Bernhardt Peter, Schmidt Harald, Hammerstingl Christoph, Lüderitz Berndt, Omran Heyder
Department of Medicine-Cardiology, University of Bonn, Bonn, Germany.
J Am Coll Cardiol. 2005 Jun 7;45(11):1807-12. doi: 10.1016/j.jacc.2004.11.071.
We sought to assess the prognosis of patients with atrial fibrillation (AF) and dense spontaneous echo contrast (SEC) and to determine the incidence of cerebral embolism under continued oral anticoagulation.
Patients with AF and dense SEC have an increased risk of cerebral embolism. However, there is little knowledge about the long-term fate and the rate of clinical silent cerebral embolism under continued oral anticoagulation.
Between 1998 and 2001, all consecutive patients with AF and dense SEC were included in the study. We performed serial and prospective transesophageal echocardiography, cranial magnetic resonance imaging, and clinical examinations during a period of 12 months.

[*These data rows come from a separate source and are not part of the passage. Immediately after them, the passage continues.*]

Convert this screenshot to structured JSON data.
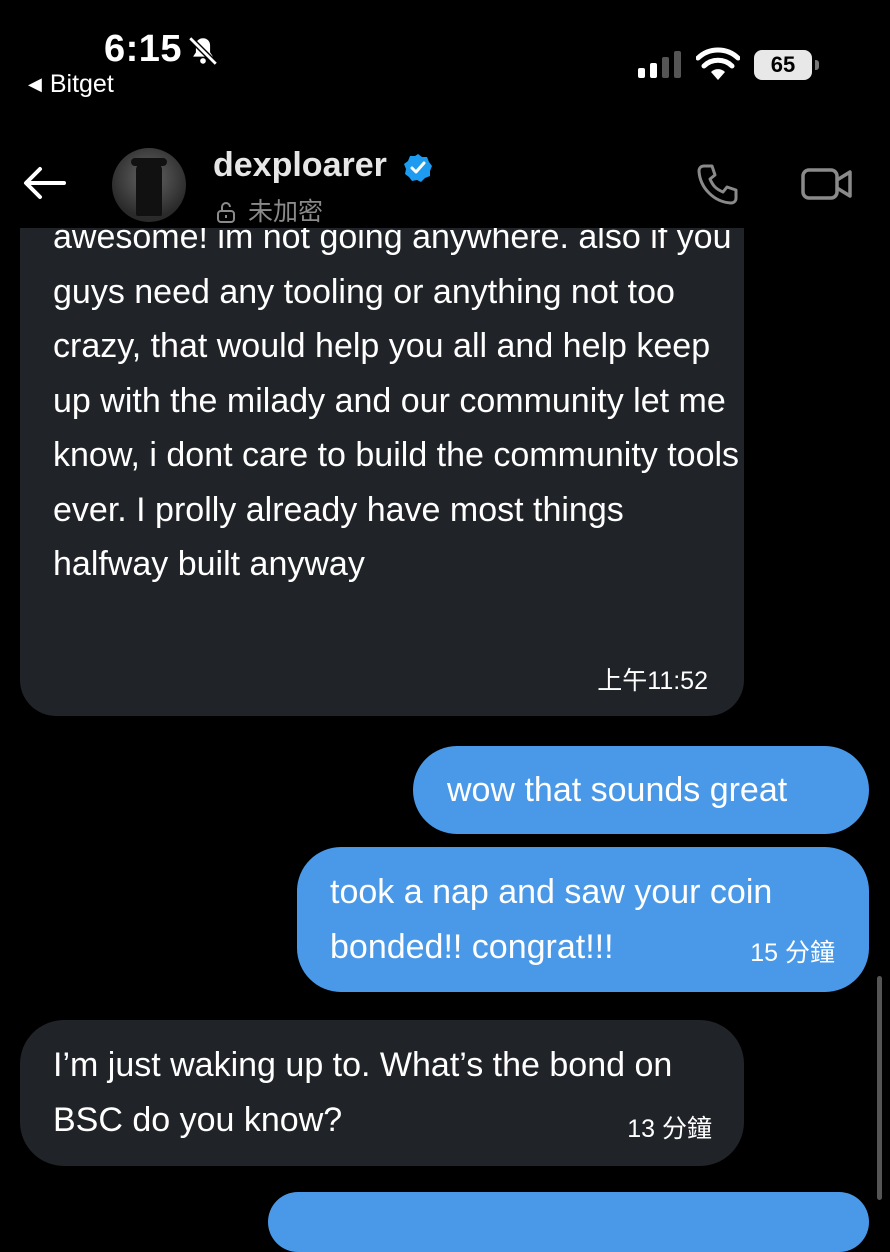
{
  "status_bar": {
    "time": "6:15",
    "back_app": "Bitget",
    "battery": "65"
  },
  "header": {
    "username": "dexploarer",
    "encryption_status": "未加密"
  },
  "messages": [
    {
      "direction": "incoming",
      "text": "awesome! im not going anywhere. also if you guys need any tooling or anything not too crazy, that would help you all and help keep up with the milady and our community let me know, i dont care to build the community tools ever. I prolly already have most things halfway built anyway",
      "time": "上午11:52"
    },
    {
      "direction": "outgoing",
      "text": "wow that sounds great"
    },
    {
      "direction": "outgoing",
      "text": "took a nap and saw your coin bonded!! congrat!!!",
      "time": "15 分鐘"
    },
    {
      "direction": "incoming",
      "text": "I’m just waking up to. What’s the bond on BSC do you know?",
      "time": "13 分鐘"
    }
  ],
  "colors": {
    "background": "#000000",
    "incoming_bubble": "#202327",
    "outgoing_bubble": "#4a99e9",
    "verified_badge": "#1d9bf0"
  },
  "icons": [
    "bell-slash-icon",
    "signal-icon",
    "wifi-icon",
    "back-arrow-icon",
    "verified-badge-icon",
    "lock-open-icon",
    "phone-icon",
    "video-icon"
  ]
}
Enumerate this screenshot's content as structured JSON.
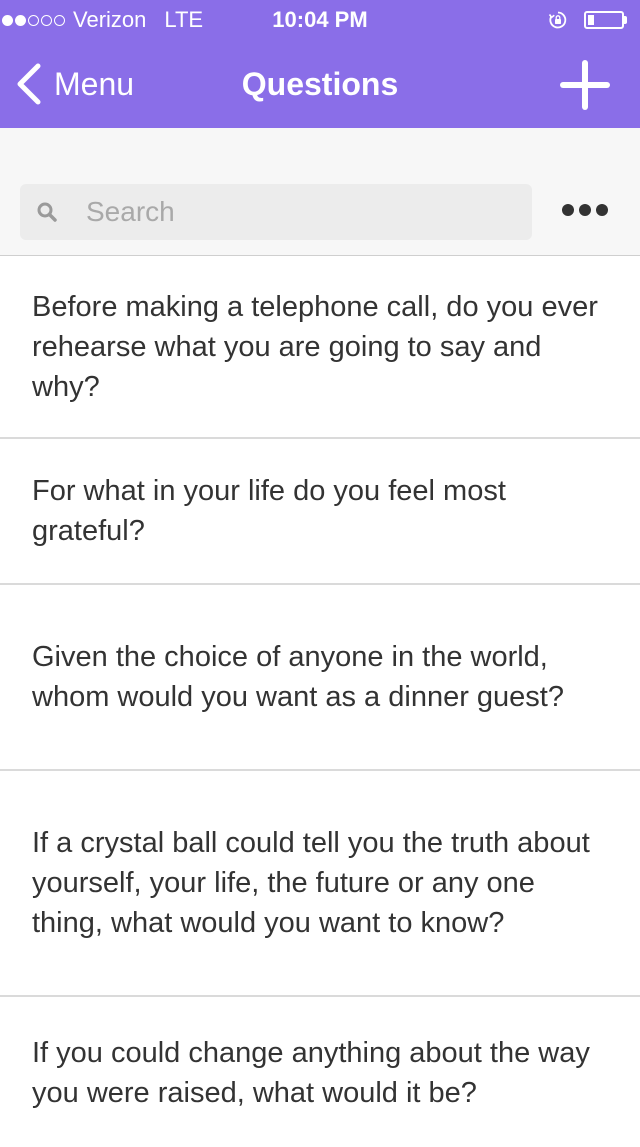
{
  "status_bar": {
    "carrier": "Verizon",
    "network": "LTE",
    "time": "10:04 PM",
    "signal_bars_filled": 2,
    "signal_bars_total": 5,
    "battery_level": 0.2,
    "icons": [
      "rotation-lock-icon",
      "battery-icon"
    ]
  },
  "nav": {
    "back_label": "Menu",
    "title": "Questions",
    "icons": [
      "chevron-left-icon",
      "plus-icon"
    ]
  },
  "search": {
    "placeholder": "Search",
    "value": "",
    "icons": [
      "search-icon",
      "more-dots-icon"
    ]
  },
  "questions": [
    "Before making a telephone call, do you ever rehearse what you are going to say and why?",
    "For what in your life do you feel most grateful?",
    "Given the choice of anyone in the world, whom would you want as a dinner guest?",
    "If a crystal ball could tell you the truth about yourself, your life, the future or any one thing, what would you want to know?",
    "If you could change anything about the way you were raised, what would it be?"
  ],
  "colors": {
    "accent": "#8a6ee8",
    "search_area_bg": "#f7f7f7",
    "search_box_bg": "#ececec",
    "text": "#333333",
    "placeholder": "#a9a9a9"
  }
}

A total of 128 patients with dense SEC and AF were included. The control group consisted of 143 patients with faint SEC and AF. During the follow-up period, three patients (2%) had cerebral embolism with neurologic deficits. A total of eight patients (6%) died due to embolic events, and 19 (15%) patients had silent embolism, as documented on cerebral magnetic resonance imaging. Patients with an event had significantly lower left atrial appendage peak emptying velocities and more commonly had a history of previous thromboembolism and denser SEC, as compared with patients without an event.
Patients with AF and dense SEC have a high likelihood of cerebral embolism (22%) and/or death, despite oral anticoagulation. Low peak emptying velocities of the left atrial appendage and dense SEC are independent predictors of an event.
我们试图评估心房颤动(AF)合并密集自发显影(SEC)患者的预后,并确定持续口服抗凝治疗下脑栓塞的发生率。
AF合并密集SEC的患者发生脑栓塞的风险增加。然而,对于持续口服抗凝治疗下的长期转归以及临床无症状脑栓塞的发生率了解甚少。
1998年至2001年期间,所有连续的AF合并密集SEC患者均纳入本研究。我们在12个月的时间内进行了系列前瞻性经食管超声心动图、头颅磁共振成像及临床检查。
共纳入128例密集SEC合并AF患者。对照组由143例轻度SEC合并AF患者组成。随访期间,3例(2%)发生伴有神经功能缺损的脑栓塞。共有8例(6%)患者死于栓塞事件,19例(15%)患者存在无症状栓塞,这在头颅磁共振成像中得到证实。与无事件发生的患者相比,发生事件的患者左心耳峰值排空速度显著降低,既往血栓栓塞病史更为常见,SEC更为密集。
尽管进行了口服抗凝治疗,AF合并密集SEC的患者仍有较高的脑栓塞(22%)和/或死亡风险。左心耳低峰值排空速度和密集SEC是事件发生的独立预测因素。